Features
What Did the Buddha Look Like?

by Bhante Dhammika of Australia
The Tipitaka provides a great deal of information about the Buddha, including about his physical appearance, perhaps more than for any other person from the ancient world. We know that Socrates was quite ugly, with a flat turned-up nose, bulging eyes and a large belly and that his friends joked about his appearance. But nothing has been recorded about the appearance of Lao Tzu or Confucius and in all the four Gospels there is not even a hint about what Jesus liked like. As far as the Buddha’s height was concerned, we are told that he was four finger-breadths taller than his handsome and younger half-brother Nanda, who could be mistaken for him from a distance.

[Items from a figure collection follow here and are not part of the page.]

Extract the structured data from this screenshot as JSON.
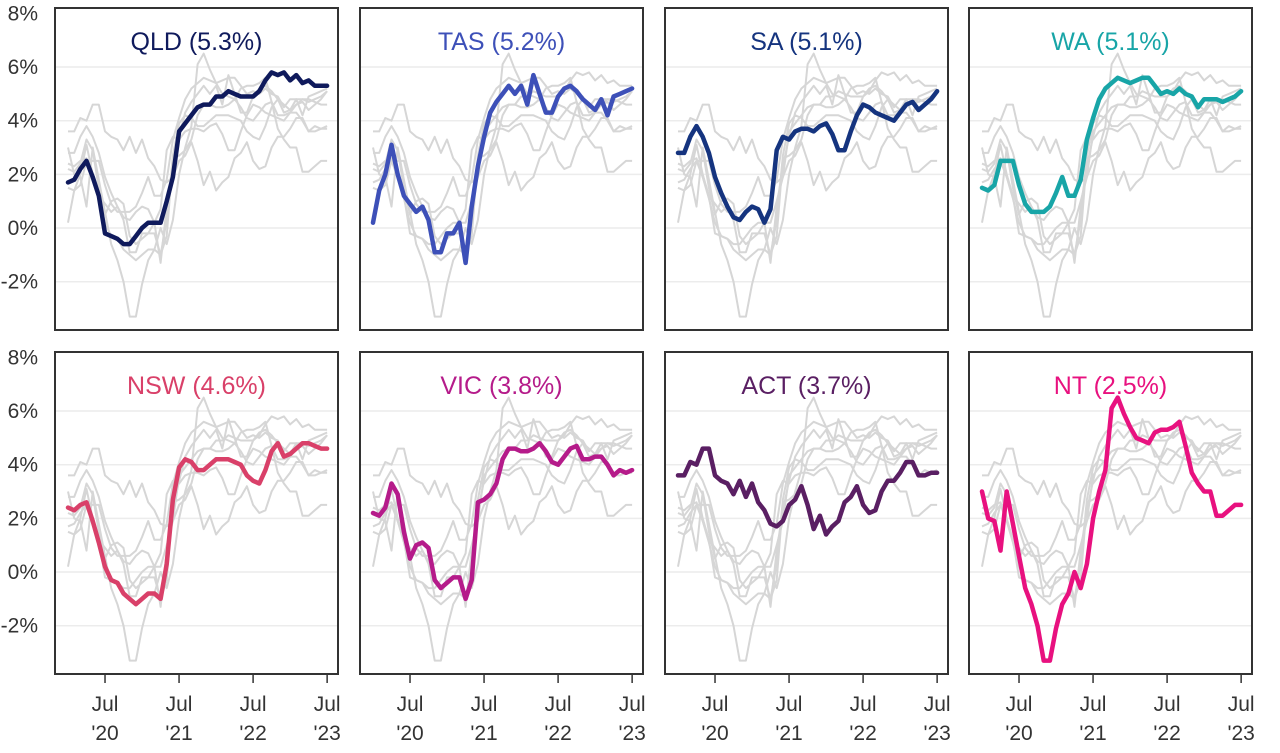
{
  "chart_data": {
    "type": "line",
    "layout": "small-multiples 2x4",
    "title": "",
    "xlabel": "",
    "ylabel": "",
    "ylim": [
      -3.8,
      8.2
    ],
    "yticks": [
      8,
      6,
      4,
      2,
      0,
      -2
    ],
    "ytick_labels": [
      "8%",
      "6%",
      "4%",
      "2%",
      "0%",
      "-2%"
    ],
    "gridlines": [
      6,
      4,
      2,
      0,
      -2
    ],
    "grid": true,
    "x_start": "Jan 2020",
    "x_end": "Jul 2023",
    "x_frequency": "monthly",
    "xticks_month_index": [
      6,
      18,
      30,
      42
    ],
    "xtick_labels": [
      [
        "Jul",
        "'20"
      ],
      [
        "Jul",
        "'21"
      ],
      [
        "Jul",
        "'22"
      ],
      [
        "Jul",
        "'23"
      ]
    ],
    "background_series_color": "#d6d6d6",
    "panels": [
      {
        "name": "QLD",
        "latest": "5.3%",
        "label": "QLD (5.3%)",
        "color": "#0f1a5c",
        "values": [
          1.7,
          1.8,
          2.2,
          2.5,
          1.9,
          1.2,
          -0.2,
          -0.3,
          -0.4,
          -0.6,
          -0.6,
          -0.3,
          0.0,
          0.2,
          0.2,
          0.2,
          1.0,
          1.9,
          3.6,
          3.9,
          4.2,
          4.5,
          4.6,
          4.6,
          4.9,
          4.9,
          5.1,
          5.0,
          4.9,
          4.9,
          4.9,
          5.1,
          5.5,
          5.8,
          5.7,
          5.8,
          5.5,
          5.7,
          5.4,
          5.5,
          5.3,
          5.3,
          5.3
        ]
      },
      {
        "name": "TAS",
        "latest": "5.2%",
        "label": "TAS (5.2%)",
        "color": "#3d50b8",
        "values": [
          0.2,
          1.4,
          2.0,
          3.1,
          2.0,
          1.2,
          0.9,
          0.6,
          0.8,
          0.3,
          -0.9,
          -0.9,
          -0.2,
          -0.2,
          0.2,
          -1.3,
          0.8,
          2.3,
          3.4,
          4.3,
          4.7,
          5.0,
          5.3,
          5.0,
          5.3,
          4.6,
          5.7,
          5.0,
          4.3,
          4.3,
          4.9,
          5.2,
          5.3,
          5.1,
          4.8,
          4.6,
          4.4,
          4.8,
          4.2,
          4.9,
          5.0,
          5.1,
          5.2
        ]
      },
      {
        "name": "SA",
        "latest": "5.1%",
        "label": "SA (5.1%)",
        "color": "#15347f",
        "values": [
          2.8,
          2.8,
          3.4,
          3.8,
          3.4,
          2.8,
          1.9,
          1.3,
          0.8,
          0.4,
          0.3,
          0.6,
          0.8,
          0.7,
          0.2,
          0.7,
          2.9,
          3.4,
          3.3,
          3.6,
          3.7,
          3.7,
          3.6,
          3.8,
          3.9,
          3.5,
          2.9,
          2.9,
          3.6,
          4.2,
          4.6,
          4.5,
          4.3,
          4.2,
          4.1,
          4.0,
          4.3,
          4.6,
          4.7,
          4.4,
          4.6,
          4.8,
          5.1
        ]
      },
      {
        "name": "WA",
        "latest": "5.1%",
        "label": "WA (5.1%)",
        "color": "#18a5a7",
        "values": [
          1.5,
          1.4,
          1.6,
          2.5,
          2.5,
          2.5,
          1.6,
          0.9,
          0.6,
          0.6,
          0.6,
          0.8,
          1.3,
          1.9,
          1.2,
          1.2,
          1.8,
          3.3,
          4.1,
          4.8,
          5.2,
          5.4,
          5.6,
          5.5,
          5.4,
          5.5,
          5.6,
          5.6,
          5.3,
          5.0,
          5.1,
          5.0,
          5.2,
          5.0,
          4.9,
          4.5,
          4.8,
          4.8,
          4.8,
          4.7,
          4.8,
          4.9,
          5.1
        ]
      },
      {
        "name": "NSW",
        "latest": "4.6%",
        "label": "NSW (4.6%)",
        "color": "#d94069",
        "values": [
          2.4,
          2.3,
          2.5,
          2.6,
          1.9,
          1.1,
          0.2,
          -0.3,
          -0.4,
          -0.8,
          -1.0,
          -1.2,
          -1.0,
          -0.8,
          -0.8,
          -1.0,
          0.3,
          2.7,
          3.9,
          4.2,
          4.1,
          3.8,
          3.8,
          4.0,
          4.2,
          4.2,
          4.2,
          4.1,
          4.0,
          3.6,
          3.4,
          3.3,
          3.8,
          4.5,
          4.8,
          4.3,
          4.4,
          4.6,
          4.8,
          4.8,
          4.7,
          4.6,
          4.6
        ]
      },
      {
        "name": "VIC",
        "latest": "3.8%",
        "label": "VIC (3.8%)",
        "color": "#b51b8a",
        "values": [
          2.2,
          2.1,
          2.4,
          3.3,
          2.9,
          1.5,
          0.5,
          1.0,
          1.1,
          0.9,
          -0.3,
          -0.6,
          -0.4,
          -0.2,
          -0.2,
          -1.0,
          -0.3,
          2.6,
          2.7,
          2.9,
          3.3,
          4.2,
          4.6,
          4.6,
          4.5,
          4.5,
          4.6,
          4.8,
          4.5,
          4.1,
          4.0,
          4.3,
          4.6,
          4.7,
          4.2,
          4.2,
          4.3,
          4.3,
          4.0,
          3.6,
          3.8,
          3.7,
          3.8
        ]
      },
      {
        "name": "ACT",
        "latest": "3.7%",
        "label": "ACT (3.7%)",
        "color": "#5a1f63",
        "values": [
          3.6,
          3.6,
          4.1,
          4.0,
          4.6,
          4.6,
          3.6,
          3.4,
          3.3,
          2.9,
          3.4,
          2.8,
          3.3,
          2.6,
          2.3,
          1.8,
          1.7,
          1.9,
          2.5,
          2.7,
          3.2,
          2.5,
          1.6,
          2.1,
          1.4,
          1.7,
          1.9,
          2.6,
          2.8,
          3.2,
          2.5,
          2.2,
          2.3,
          3.0,
          3.4,
          3.4,
          3.7,
          4.1,
          4.1,
          3.6,
          3.6,
          3.7,
          3.7
        ]
      },
      {
        "name": "NT",
        "latest": "2.5%",
        "label": "NT (2.5%)",
        "color": "#e8117f",
        "values": [
          3.0,
          2.0,
          1.9,
          0.8,
          3.0,
          1.8,
          0.6,
          -0.6,
          -1.2,
          -2.0,
          -3.3,
          -3.3,
          -2.1,
          -1.2,
          -0.8,
          0.0,
          -0.6,
          0.3,
          2.0,
          3.0,
          3.8,
          6.1,
          6.5,
          5.9,
          5.4,
          5.0,
          4.9,
          4.8,
          5.2,
          5.3,
          5.3,
          5.4,
          5.6,
          4.7,
          3.7,
          3.3,
          3.0,
          3.0,
          2.1,
          2.1,
          2.3,
          2.5,
          2.5
        ]
      }
    ]
  }
}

Images of the Buddha whether statues of paintings have always shown him with hair but this is not historically accurate. According to the Buddha’s own comment, before his renunciation he had black hair, probably long, and a beard and after his renunciation, he cut off his hair and beard and ever after regularly shaved his scalp and face, as did other monks. He said of himself: “Dressed in my robe, homeless do I wander and with my head shaved” (Sanghativasi agiho carami nivuttakeso).
All sources agree that the Buddha was particularly good-looking. The brahman Sonadanda described him as “handsome, of fine appearance, pleasant to see, with a good complexion and a beautiful form and countenance.” To Dona he appeared “beautiful, inspiring confidence, calm, composed, with the dignity and presence of a perfectly tamed elephant.” These natural good looks were indicative of his deep inner calm, as another observer noted: “It is wonderful, truly marvelous how serene is the good Gotama’s presence, how clear and radiant his complexion. As a yellow jujube fruit in the autumn is clear and bright, or a palm fruit just plucked from its stalk is clear and bright, so too is the good Gotama’s complexion.”
The ancient Indian notion of a desirable and attractive complexion was that it was “not too dark and not too fair”, and as the Buddha was frequently praised for his fine complexion, presumably his skin tone was like that. He himself said that those who live in the present moment tend to have a beautiful complexion. Saccaka noticed that, during a debate, when the Buddha was verbally attacked, his features seemed to change: “It is wonderful, truly marvelous that when good Gotama is continually berated and subjected to rude, impolite language, his complexion becomes beautiful and his face bright, which is just as one would expect of a worthy one, one who is fully awakened.”
Enhancing the Buddha’s physical attractiveness was the way he spoke. One person who had attended several of his talks described the tone and timbre of his voice, as “clear and distinct, silvery and audible, orotund, sonorous, deep and resonant.”
The Buddha observed that old age brought with it “brokenness of teeth, greyness of hair, wrinkling of skin, decline of vigor and the failing of the sense faculties,” and there is no reason to doubt that he too exhibited some of these characteristics as he aged. Ananda said this of him towards the end of his life: “The Lord’s complexion is no longer pure and bright, his limbs are flabby and wrinkled, his body stooped, and his sense faculties have deteriorated.” In the months before his death, he said of himself: “I am now old, aged, worn out, having traversed life’s path, approaching the end of my life, being about eighty. Just as an old cart can only be kept going by being strapped together, so too, my body can only be kept going by being strapped together.”
Images of the Buddha from the earliest time onwards always show him with elongated and partly slit earlobes, and people sometimes ask what this means. Like depicting the Buddha with hair, this an iconographic convention although it may well have had its origins in an authentic memory of the Buddha’s physical features. Ancient Indian, males and females, commonly wore earplugs (kannalankara) of bone, ivory, clay or shell. Archaeologists have dug up some these objects and they have been found to be either disks or cylinders made of shell, clay, ivory or sometimes gold. Gotama undouble would have worn such earplugs. When he renounced the world to become a wandering ascetic he would have removed these ear plugs, causing the stretched earlobes to hang down.